I'm calculating more energy out than I put in

[jbriggs444]

I think I'll leave it the way it is.

OK. I will try to follow your analysis and see where it goes wrong.

The force being constant produces a constant translational acceleration a = F/M and a constant rotational acceleration α. = L / I where L (torque) =F⋅R and I is the moment of inertia. The work required to do this has two parts one rotating it and one moving the center of mass horizontally. The force is applied for a distance of its length x causing the sphere to rotate θ radians where X=R⋅θ.

You appear to be assuming that although there is rolling without slipping that the frictional force of the sphere on the platform imparts no momentum, provides no torque and does no work. That is, that the frictional force turns out to be zero.

I disagree with this, but will accept it for the purposes of argument.

Let us go ahead and apply the force $F$. The claim is that the resulting acceleration is $a = F/M$.

We can go ahead and apply the torque as well. The claim is that the resulting angular acceleration $\alpha = \frac{L}{I} = \frac{F \cdot R}{I}$. The moment of inertia of a sphere is $\frac{2}{5}MR^2$. So we end up with $\alpha = \frac{5F}{2MR}$. If we multiply by $R$ to convert this angular acceleration rate to a rate of horizontal acceleration, we get $a = \frac{5}{2}F/M$.

The angular acceleration is 2.5 times too fast.
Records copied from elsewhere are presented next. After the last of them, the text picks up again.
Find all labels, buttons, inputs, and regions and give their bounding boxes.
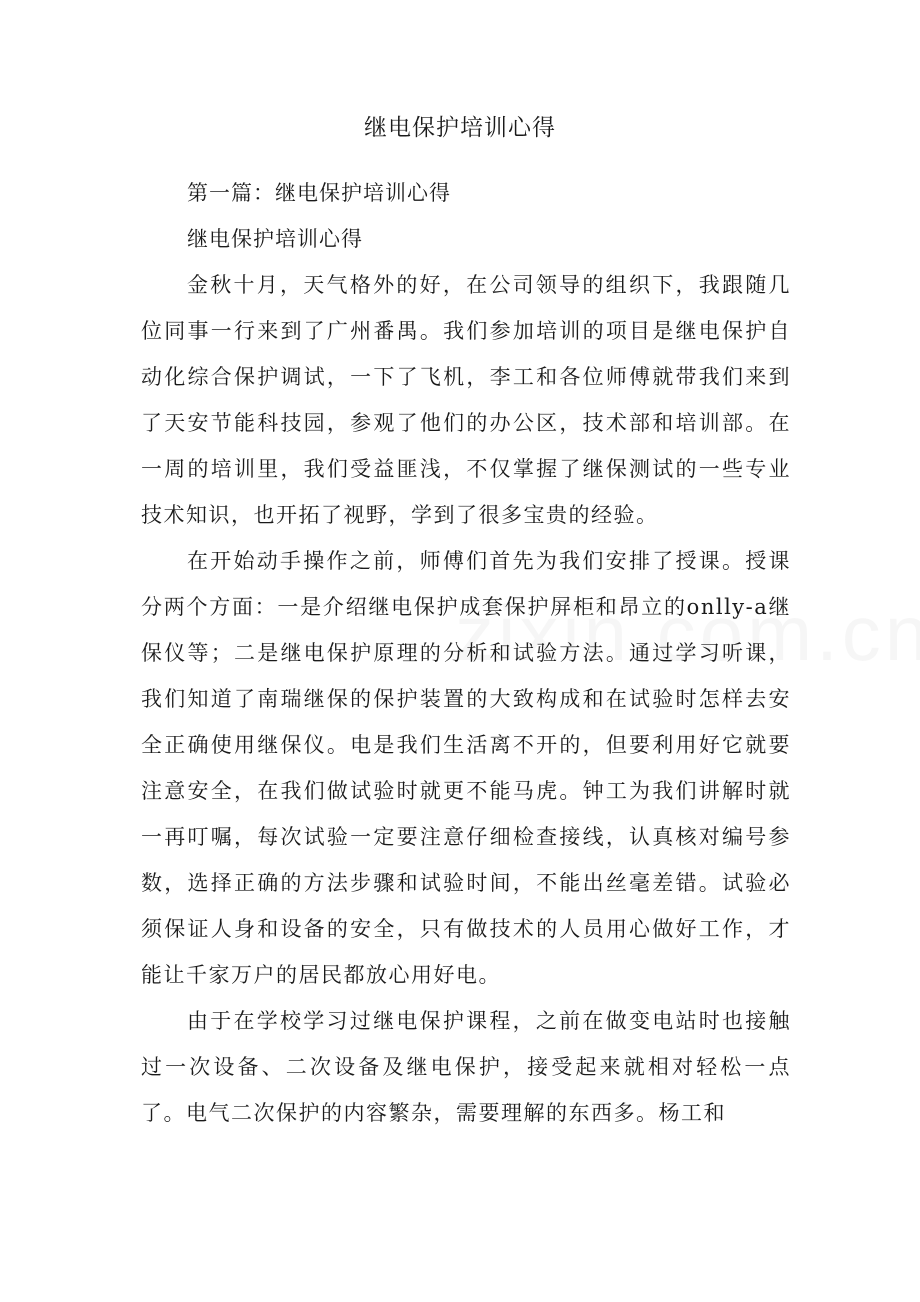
section-heading: 第一篇：继电保护培训心得	[187, 181, 451, 205]
section-subheading: 继电保护培训心得	[187, 227, 363, 251]
document-body	[141, 176, 791, 1136]
paragraph-3: 由于在学校学习过继电保护课程，之前在做变电站时也接触过一次设备、二次设备及继电保护，接受起来就相对轻松一点了。电气二次保护的内容繁杂，需要理解的东西多。杨工和	[141, 1009, 791, 1125]
paragraph-2: 在开始动手操作之前，师傅们首先为我们安排了授课。授课分两个方面：一是介绍继电保护成套保护屏柜和昂立的onlly-a继保仪等；二是继电保护原理的分析和试验方法。通过学习听课，我们知道了南瑞继保的保护装置的大致构成和在试验时怎样去安全正确使用继保仪。电是我们生活离不开的，但要利用好它就要注意安全，在我们做试验时就更不能马虎。钟工为我们讲解时就一再叮嘱，每次试验一定要注意仔细检查接线，认真核对编号参数，选择正确的方法步骤和试验时间，不能出丝毫差错。试验必须保证人身和设备的安全，只有做技术的人员用心做好工作，才能让千家万户的居民都放心用好电。	[141, 549, 791, 987]
document-title: 继电保护培训心得	[364, 115, 556, 141]
paragraph-1: 金秋十月，天气格外的好，在公司领导的组织下，我跟随几位同事一行来到了广州番禺。我们参加培训的项目是继电保护自动化综合保护调试，一下了飞机，李工和各位师傅就带我们来到了天安节能科技园，参观了他们的办公区，技术部和培训部。在一周的培训里，我们受益匪浅，不仅掌握了继保测试的一些专业技术知识，也开拓了视野，学到了很多宝贵的经验。	[141, 273, 791, 527]
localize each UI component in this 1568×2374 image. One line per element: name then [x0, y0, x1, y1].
We would not actually maintain rolling without slipping under these conditions.

Non-zero friction with the platform has to provide enough retarding torque and advancing horizontal force so that the rotational acceleration and the horizontal acceleration match.

 

[A.T.]

The sphere moves without slipping horizontally on a flat surface as shown below.

Note that the OP doesn't specify this. And as @jbriggs444 points out, you cannot assume zero friction for accelerated rolling without slipping in general.